The ISF as Experienced By Issa Tobias

The 3rd International Solidarity Forum


March 27-30, 2006


United Nations; World Youth Alliance HQ, New York City


I loved the fact that I had to fly to New York City the very day after my graduation. It was like every fresh graduate’s dream of being a jetsetter who has something noteworthy, something momentous waiting for her upon the threshold of entering the post- college world. Having the 3rd International Solidarity Forum to go to definitely fit in with that description, even increasing its pizzazz upon hearing of its nature to discuss good governance and corruption. It had exactly the type of issues that I wanted to engage with, and what many people, if not all, need to come to terms with. It seemed to me a venue in which my idealism and dreams birthed in college could be realized in actuality, wherein one could actually bring about some concrete changes in this world bogged down by tragic injustice.


From the very first day, I could see that I was not alone in this voluminous venture. Youth from all over—Africa, Asia, Europe, North America, Latin America— had the same desire as I did. We all wanted to speak our minds and turn abstract into reality, to show that we, the up-and-coming youth, had just as much stake in the world as any weathered veteran. We all wanted to debunk that old saying that youth is wasted on the young; and believe me, I have never seen people more raring and determined to break away from it. Coming out of the conference, I can’t do anything but attest witness to that sublime feat.

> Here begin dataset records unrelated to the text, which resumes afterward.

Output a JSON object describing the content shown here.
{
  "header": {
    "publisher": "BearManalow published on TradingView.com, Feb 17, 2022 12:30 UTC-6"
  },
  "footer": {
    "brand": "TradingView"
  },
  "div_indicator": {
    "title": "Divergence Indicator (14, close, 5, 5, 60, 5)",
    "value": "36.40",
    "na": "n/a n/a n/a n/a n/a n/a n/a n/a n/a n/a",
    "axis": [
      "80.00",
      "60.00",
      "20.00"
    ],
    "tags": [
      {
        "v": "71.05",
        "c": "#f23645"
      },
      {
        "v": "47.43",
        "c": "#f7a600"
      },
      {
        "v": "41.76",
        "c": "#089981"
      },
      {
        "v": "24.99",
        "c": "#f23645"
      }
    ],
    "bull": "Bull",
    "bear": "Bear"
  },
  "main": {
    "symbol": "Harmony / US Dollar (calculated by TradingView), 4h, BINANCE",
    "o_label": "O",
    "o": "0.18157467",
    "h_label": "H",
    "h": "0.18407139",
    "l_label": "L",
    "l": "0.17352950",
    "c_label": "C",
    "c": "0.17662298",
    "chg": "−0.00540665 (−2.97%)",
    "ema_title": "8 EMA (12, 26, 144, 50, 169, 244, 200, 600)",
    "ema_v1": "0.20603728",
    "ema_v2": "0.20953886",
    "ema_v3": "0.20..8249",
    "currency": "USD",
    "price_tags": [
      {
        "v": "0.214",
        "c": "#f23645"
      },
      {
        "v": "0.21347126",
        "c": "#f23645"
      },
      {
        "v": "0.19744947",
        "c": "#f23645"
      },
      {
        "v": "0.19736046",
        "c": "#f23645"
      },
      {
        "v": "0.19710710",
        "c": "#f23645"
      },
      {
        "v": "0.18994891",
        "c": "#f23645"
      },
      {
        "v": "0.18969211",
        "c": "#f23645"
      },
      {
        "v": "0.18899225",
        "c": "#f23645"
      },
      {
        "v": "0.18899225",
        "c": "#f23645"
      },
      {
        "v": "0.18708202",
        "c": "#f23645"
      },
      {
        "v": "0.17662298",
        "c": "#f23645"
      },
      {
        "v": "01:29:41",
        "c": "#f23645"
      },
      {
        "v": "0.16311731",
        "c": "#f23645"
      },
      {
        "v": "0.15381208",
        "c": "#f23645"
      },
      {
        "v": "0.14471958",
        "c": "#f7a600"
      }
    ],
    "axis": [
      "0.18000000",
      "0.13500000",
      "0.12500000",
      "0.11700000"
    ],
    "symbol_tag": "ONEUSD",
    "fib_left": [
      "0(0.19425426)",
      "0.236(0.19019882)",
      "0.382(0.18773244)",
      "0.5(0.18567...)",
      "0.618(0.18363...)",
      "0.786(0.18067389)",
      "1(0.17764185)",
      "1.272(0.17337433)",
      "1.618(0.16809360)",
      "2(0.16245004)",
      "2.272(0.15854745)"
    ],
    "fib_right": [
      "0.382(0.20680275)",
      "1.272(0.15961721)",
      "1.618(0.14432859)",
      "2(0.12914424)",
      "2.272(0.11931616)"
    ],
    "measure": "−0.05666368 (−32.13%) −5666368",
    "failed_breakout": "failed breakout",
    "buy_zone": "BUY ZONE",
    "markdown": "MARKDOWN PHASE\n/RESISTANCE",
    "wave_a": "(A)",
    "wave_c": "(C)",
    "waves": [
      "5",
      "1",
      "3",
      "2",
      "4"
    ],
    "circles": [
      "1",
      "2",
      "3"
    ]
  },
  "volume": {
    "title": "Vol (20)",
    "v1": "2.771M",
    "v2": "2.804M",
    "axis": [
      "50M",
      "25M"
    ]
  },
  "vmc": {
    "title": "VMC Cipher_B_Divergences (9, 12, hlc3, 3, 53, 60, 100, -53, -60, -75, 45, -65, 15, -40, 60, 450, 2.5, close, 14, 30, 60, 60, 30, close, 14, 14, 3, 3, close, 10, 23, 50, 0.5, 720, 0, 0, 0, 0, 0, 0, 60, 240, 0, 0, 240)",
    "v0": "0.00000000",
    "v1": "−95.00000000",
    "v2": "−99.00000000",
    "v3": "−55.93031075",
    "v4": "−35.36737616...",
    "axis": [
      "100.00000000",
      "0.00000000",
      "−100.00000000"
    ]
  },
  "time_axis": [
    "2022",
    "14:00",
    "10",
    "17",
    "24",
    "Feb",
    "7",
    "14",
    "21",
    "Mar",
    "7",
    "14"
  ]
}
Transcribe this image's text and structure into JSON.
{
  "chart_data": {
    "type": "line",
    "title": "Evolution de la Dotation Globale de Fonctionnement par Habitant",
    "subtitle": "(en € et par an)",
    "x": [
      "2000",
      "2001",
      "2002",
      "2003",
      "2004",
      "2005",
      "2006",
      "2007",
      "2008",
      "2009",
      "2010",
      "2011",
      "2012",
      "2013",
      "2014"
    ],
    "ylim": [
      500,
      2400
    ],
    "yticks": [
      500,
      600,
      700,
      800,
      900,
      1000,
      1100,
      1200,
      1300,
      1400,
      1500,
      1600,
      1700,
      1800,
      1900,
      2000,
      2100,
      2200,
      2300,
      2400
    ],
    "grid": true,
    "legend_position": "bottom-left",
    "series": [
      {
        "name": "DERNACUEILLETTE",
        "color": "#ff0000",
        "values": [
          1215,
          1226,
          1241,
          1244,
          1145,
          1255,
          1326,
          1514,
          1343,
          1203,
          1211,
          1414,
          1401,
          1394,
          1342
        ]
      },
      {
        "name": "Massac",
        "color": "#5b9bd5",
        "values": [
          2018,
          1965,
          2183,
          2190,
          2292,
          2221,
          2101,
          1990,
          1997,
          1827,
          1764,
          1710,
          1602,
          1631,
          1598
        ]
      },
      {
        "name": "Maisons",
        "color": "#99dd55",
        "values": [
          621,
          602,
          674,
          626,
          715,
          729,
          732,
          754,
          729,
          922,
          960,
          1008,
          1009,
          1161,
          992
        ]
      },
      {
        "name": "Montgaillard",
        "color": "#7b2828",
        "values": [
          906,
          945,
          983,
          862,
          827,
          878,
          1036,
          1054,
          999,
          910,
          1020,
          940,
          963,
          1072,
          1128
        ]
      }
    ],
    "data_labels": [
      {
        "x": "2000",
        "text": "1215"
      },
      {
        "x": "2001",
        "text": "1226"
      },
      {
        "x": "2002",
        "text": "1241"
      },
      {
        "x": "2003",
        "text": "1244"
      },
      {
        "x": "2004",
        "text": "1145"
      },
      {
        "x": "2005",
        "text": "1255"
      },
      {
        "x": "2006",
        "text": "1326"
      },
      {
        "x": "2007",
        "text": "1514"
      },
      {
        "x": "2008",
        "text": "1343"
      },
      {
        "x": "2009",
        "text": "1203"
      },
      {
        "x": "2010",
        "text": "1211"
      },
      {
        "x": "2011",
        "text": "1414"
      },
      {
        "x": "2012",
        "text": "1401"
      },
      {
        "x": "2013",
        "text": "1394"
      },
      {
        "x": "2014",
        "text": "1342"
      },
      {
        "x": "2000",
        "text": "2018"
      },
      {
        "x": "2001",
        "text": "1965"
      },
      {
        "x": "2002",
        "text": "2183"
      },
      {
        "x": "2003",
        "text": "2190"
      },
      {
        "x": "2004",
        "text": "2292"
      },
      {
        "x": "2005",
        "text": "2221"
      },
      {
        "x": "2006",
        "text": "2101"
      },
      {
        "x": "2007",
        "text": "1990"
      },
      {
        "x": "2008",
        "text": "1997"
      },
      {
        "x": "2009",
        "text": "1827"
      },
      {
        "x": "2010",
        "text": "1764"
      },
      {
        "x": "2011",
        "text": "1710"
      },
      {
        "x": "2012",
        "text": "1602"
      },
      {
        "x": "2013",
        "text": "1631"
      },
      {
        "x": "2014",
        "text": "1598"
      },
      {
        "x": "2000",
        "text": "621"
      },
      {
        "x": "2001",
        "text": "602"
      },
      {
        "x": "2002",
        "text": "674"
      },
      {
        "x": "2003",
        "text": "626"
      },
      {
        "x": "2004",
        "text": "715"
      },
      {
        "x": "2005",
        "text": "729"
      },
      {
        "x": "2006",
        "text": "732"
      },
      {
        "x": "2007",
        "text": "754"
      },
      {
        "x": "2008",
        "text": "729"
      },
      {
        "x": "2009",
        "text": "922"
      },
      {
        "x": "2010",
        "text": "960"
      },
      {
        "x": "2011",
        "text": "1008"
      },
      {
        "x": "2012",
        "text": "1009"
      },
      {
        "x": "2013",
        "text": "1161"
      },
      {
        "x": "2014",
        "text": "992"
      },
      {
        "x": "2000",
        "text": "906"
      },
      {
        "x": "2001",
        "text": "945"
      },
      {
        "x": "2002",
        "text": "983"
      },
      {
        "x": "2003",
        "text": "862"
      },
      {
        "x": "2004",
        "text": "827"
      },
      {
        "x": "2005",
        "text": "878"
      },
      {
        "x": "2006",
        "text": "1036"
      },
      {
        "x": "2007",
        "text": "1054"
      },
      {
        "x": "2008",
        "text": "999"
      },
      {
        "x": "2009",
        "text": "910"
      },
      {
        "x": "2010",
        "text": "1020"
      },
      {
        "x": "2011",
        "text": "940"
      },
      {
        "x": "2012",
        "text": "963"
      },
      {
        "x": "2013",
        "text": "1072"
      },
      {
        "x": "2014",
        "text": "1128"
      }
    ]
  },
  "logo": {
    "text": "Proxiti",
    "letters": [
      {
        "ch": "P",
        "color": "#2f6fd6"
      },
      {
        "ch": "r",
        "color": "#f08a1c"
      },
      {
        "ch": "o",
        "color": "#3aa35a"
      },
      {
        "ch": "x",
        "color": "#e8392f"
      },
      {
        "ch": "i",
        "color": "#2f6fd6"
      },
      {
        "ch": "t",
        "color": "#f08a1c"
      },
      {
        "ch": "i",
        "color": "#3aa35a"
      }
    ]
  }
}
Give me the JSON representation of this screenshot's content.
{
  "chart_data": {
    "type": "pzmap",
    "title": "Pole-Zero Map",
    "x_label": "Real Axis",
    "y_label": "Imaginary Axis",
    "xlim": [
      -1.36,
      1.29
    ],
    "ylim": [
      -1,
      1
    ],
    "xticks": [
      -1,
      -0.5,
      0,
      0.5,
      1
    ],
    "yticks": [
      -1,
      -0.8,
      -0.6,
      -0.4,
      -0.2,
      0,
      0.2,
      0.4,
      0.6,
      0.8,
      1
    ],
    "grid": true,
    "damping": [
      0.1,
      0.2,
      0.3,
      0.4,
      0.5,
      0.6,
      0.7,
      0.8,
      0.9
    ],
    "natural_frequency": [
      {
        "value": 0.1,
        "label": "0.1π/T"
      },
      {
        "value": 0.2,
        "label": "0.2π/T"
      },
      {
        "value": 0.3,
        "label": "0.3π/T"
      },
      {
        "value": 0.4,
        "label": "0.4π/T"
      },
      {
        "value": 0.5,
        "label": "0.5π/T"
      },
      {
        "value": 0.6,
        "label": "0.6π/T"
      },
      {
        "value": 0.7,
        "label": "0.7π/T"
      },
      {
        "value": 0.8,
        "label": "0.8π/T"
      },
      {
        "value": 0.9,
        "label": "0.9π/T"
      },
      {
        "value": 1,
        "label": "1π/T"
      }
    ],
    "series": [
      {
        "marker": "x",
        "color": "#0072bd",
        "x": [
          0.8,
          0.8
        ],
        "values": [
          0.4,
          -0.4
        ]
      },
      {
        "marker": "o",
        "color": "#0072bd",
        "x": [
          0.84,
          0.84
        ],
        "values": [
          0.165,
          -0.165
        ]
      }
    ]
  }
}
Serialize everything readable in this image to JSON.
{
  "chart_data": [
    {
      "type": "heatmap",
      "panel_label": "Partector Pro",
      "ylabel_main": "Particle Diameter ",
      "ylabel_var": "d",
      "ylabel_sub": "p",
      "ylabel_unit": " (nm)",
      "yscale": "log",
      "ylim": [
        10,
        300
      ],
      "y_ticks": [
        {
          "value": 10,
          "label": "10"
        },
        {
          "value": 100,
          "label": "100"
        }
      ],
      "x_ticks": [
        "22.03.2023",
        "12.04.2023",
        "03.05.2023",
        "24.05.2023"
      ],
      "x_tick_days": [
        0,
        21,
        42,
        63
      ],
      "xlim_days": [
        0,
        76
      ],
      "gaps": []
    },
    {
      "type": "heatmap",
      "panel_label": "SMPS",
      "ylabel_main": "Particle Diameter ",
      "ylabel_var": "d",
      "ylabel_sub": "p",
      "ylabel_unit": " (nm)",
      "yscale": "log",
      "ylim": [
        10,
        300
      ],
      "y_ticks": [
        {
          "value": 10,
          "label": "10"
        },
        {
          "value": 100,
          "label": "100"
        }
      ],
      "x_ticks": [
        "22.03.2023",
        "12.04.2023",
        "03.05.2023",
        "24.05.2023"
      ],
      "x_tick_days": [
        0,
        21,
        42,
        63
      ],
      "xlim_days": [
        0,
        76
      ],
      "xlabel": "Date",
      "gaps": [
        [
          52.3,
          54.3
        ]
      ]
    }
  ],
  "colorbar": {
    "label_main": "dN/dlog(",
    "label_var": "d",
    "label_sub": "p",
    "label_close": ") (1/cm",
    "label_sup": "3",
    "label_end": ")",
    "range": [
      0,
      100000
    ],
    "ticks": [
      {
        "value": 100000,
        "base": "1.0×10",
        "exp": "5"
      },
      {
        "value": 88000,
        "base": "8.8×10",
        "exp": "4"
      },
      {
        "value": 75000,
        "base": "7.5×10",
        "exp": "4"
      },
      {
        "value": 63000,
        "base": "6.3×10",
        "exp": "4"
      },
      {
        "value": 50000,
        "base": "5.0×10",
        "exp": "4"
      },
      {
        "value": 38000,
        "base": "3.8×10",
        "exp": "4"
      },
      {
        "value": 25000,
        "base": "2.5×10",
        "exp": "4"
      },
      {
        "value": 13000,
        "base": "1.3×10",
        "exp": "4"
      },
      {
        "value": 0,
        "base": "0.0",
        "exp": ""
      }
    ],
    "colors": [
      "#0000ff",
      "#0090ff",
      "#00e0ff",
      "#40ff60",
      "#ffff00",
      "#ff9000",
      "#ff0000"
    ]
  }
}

With spirit and fervor unwaveringly fueling us, we pitched comment after comment into a communal pool of ideas, discovering more as we went along about others and about ourselves as well. We talked of varying backgrounds and varying lives, common problems and common solutions. It was such a sight to see, that there would be times that I could not stop myself from smiling as the delegates congregated in a melting pot that precisely evoked the rich and intense colors of the human race.


And it wasn’t just about speaking. It was also about listening. We opened our minds and set down our barriers, working towards a real and sincere dialogue that we all knew was essential to function. And I have to give it to the delegates, who gritted their teeth and remained sharp and patient during the very heart of the drafting of our Declaration on Good Governance. With every word chosen and every sentence completed, it reflected the perfect amalgamation of different perspectives as we authored a heartfelt message to the world.


For some, ISF only reinforced what they already knew of justice and violations of it. For most, it made the problem of corruption more visceral, but also made the remedy of good governance more hopeful. For all however, and which I feel was a parting gift, ISF gave us an immense sense of liberation, of being free. With all the talk of recognizing and upholding our inherent human dignity, it could not become clearer that we ourselves—me, you, us, them— are the agents for preserving every person’s being. The ball is in our court. It always has been. We are empowered with choice, and with that freedom of choice that is all we ever need to maintain the integrity that makes us more human than ever.


It’s been only three weeks since I’ve last seen some of the delegates, and I sincerely miss all of them. Though I may not have gotten to know some of them as well I had others, their voices and faces are etched fondly in the walls of my memory. They are among the most outstanding people I’ve met, incredibly brilliant and possessing a love for life that inhabits everything they do. And though it saddens me that I do not know when I may see some of them again, it warms me to think that wherever in the world they are right now, they continue to make that free choice to uphold what is just and true. That in everyday humdrum to monumental life-altering moments, in every instance another person hears their voices or sees their faces, these young men and women always remember that we are people. They never forget that I am I and you are you, and wholeheartedly comprehend that it is because of one’s innate dignity. And nothing is more important than that, for that is from which everything else is born.